Hacker News new | ask | show | jobs
by tree_of_item 5313 days ago
And why does it need to be "deep"?

It's good that it died because it doesn't "scale" to the elephantine size of software you're accustomed to?

3 comments

>It's good that it died because it doesn't "scale" to the elephantine size of software you're accustomed to?

As someone who's dealt with accounting systems that have started out as Access + Excel + VB Macros, I can say yes, absolutely it is a good thing that it died because it didn't scale.

I was a fan of Hypercard all those years ago. But, in my opinion, that combination: lack of depth + poor syntax, it just wasn't a strong enough contender. It could be kept as an introductory technology, but even there, we can do better. The same fate happened to VB, Actor, Object Vision, Omnis, and so many others. It's a cold world if you can't keep up.

But notice that list. It's all efforts from the 80's and early 90's. We gave up at some point. There's no excuse for that. Shame on Apple, and everyone, for that.

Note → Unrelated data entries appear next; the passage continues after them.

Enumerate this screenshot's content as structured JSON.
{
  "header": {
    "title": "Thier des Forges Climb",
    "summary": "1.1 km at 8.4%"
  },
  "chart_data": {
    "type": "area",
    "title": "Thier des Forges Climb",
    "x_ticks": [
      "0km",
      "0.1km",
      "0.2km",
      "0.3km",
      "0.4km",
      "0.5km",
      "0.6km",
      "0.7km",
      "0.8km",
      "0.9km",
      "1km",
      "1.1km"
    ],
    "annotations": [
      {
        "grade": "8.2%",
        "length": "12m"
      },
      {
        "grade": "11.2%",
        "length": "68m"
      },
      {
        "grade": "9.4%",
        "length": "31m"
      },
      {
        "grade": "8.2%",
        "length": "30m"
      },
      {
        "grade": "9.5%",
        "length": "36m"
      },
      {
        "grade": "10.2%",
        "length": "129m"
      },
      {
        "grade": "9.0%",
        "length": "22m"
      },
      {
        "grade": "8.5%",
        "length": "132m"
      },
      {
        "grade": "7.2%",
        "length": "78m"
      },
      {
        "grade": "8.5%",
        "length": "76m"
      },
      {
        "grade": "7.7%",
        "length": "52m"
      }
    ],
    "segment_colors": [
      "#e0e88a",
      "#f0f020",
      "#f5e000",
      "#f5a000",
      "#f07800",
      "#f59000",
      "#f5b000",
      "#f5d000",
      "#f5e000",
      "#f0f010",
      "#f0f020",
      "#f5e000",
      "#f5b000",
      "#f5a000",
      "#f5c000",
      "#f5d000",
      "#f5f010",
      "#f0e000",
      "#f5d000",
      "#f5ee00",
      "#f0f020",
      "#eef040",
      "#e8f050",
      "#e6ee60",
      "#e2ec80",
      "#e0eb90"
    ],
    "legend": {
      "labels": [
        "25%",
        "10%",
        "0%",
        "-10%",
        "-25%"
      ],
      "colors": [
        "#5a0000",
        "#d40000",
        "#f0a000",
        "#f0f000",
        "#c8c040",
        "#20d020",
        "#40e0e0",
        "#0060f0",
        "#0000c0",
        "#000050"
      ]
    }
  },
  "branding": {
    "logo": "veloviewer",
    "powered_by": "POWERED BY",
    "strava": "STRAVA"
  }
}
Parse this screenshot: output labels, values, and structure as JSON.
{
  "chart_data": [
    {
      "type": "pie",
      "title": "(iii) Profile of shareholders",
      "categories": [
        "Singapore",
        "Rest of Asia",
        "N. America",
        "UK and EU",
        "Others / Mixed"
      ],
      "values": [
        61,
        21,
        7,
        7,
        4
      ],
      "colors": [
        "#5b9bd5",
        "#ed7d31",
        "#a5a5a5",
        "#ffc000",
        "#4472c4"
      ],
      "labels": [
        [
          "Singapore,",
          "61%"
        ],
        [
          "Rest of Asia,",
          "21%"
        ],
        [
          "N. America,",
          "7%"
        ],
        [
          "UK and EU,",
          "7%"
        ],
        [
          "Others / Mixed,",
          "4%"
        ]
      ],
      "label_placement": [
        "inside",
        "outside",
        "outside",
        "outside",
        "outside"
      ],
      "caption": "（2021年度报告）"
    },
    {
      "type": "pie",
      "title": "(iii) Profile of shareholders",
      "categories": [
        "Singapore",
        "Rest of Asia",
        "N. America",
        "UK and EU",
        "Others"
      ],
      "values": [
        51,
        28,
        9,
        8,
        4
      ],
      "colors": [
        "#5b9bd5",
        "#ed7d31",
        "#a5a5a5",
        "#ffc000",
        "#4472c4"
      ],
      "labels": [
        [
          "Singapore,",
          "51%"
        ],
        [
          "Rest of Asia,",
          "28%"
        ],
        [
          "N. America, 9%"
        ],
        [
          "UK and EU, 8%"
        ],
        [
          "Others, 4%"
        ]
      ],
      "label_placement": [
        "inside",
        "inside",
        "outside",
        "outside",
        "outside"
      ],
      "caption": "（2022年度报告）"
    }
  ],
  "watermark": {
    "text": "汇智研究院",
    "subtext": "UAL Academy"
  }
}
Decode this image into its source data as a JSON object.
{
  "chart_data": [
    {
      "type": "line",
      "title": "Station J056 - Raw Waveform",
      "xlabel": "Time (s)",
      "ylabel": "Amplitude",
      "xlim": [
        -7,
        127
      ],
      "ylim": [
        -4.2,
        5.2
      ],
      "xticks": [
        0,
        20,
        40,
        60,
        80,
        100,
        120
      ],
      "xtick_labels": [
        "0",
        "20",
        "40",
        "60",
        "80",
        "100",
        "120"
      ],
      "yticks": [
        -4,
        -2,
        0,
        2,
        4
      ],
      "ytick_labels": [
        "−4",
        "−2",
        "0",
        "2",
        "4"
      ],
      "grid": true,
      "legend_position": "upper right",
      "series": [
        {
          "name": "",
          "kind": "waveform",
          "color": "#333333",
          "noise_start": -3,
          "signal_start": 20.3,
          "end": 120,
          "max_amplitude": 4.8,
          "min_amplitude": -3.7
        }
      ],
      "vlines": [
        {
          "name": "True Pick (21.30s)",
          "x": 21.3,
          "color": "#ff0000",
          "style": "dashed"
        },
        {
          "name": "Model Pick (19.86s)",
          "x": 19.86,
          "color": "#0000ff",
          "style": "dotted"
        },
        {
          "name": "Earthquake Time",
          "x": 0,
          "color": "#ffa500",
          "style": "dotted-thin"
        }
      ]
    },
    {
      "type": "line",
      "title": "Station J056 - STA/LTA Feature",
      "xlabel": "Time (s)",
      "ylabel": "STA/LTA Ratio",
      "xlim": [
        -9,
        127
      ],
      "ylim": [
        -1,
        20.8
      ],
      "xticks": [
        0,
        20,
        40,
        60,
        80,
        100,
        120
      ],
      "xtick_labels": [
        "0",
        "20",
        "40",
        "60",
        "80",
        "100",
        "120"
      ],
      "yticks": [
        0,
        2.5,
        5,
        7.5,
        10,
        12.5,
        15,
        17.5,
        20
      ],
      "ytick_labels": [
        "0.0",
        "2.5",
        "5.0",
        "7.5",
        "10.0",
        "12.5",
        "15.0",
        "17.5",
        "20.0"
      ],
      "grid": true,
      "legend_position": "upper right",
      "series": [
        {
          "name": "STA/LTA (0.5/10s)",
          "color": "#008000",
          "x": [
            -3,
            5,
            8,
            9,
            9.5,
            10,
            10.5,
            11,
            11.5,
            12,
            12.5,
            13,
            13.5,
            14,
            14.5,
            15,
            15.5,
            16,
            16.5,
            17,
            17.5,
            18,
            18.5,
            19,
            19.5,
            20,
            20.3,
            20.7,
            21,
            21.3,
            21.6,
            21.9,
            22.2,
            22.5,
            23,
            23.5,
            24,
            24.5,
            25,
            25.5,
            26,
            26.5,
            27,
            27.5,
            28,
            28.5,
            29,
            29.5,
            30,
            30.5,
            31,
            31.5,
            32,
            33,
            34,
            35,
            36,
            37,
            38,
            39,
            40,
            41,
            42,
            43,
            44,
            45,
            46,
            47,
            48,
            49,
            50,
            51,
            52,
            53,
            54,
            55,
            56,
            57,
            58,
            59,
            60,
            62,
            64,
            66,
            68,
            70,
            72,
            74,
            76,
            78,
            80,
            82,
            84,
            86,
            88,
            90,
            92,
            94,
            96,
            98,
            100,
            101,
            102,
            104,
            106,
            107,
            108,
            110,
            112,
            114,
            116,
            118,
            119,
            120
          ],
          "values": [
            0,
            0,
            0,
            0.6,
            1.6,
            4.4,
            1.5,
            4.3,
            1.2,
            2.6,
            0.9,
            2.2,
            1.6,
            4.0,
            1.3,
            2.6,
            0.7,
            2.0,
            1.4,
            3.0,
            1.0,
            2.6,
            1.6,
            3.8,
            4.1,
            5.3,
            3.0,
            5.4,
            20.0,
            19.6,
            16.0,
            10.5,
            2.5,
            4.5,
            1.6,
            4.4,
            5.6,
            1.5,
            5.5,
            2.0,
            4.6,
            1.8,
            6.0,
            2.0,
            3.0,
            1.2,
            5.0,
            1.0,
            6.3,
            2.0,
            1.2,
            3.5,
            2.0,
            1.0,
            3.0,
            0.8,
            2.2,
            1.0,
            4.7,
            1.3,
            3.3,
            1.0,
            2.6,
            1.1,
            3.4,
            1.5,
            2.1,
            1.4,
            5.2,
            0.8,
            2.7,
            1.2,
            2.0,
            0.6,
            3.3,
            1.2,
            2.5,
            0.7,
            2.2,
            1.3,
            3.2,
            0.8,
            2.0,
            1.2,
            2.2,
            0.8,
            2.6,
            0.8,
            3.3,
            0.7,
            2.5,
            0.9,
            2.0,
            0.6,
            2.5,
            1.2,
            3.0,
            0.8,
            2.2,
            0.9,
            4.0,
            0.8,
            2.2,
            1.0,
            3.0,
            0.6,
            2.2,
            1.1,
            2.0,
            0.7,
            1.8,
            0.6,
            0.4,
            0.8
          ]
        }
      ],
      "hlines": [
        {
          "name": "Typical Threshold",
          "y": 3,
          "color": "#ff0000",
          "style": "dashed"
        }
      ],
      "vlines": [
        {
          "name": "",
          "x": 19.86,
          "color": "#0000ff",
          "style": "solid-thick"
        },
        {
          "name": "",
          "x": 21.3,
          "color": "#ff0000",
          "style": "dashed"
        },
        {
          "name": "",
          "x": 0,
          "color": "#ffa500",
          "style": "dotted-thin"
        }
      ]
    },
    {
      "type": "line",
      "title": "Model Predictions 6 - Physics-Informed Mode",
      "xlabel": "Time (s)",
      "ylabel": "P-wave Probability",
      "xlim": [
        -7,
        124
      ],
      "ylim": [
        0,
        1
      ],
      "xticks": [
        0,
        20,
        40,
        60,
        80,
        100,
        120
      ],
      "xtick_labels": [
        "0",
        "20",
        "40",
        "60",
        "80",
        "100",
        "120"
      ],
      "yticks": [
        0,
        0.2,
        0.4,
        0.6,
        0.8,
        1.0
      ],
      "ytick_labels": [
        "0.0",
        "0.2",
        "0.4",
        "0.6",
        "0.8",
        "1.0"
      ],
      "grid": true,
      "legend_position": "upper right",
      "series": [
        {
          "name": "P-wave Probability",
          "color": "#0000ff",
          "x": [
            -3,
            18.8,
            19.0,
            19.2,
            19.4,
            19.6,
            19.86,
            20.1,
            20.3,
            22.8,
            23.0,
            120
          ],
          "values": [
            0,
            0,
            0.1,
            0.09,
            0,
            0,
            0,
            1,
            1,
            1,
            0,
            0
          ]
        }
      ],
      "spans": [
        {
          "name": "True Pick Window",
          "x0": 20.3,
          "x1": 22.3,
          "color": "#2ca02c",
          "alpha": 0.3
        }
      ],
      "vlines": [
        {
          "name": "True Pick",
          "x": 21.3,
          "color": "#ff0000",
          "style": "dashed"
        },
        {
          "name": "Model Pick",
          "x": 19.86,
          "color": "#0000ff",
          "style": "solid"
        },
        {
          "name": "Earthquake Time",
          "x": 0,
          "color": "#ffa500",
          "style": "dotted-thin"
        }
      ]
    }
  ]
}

Maybe I'm being too hard on Hypercard, but that criticism is only about that particular technology -- certainly not the effort as a whole.

> It's good that it died because it doesn't "scale" to the elephantine size of software you're accustomed to?

Does nobody else find this hilarious? I mean, the whole persecuted-Mac-fan vibe here; it's so 1990s it's almost a time warp in itself, except this time it's a persecuted-Classic-Mac-fan, and the main entity doing the persecution is Apple itself.

Steve Jobs demolished Apple and replaced it with Next.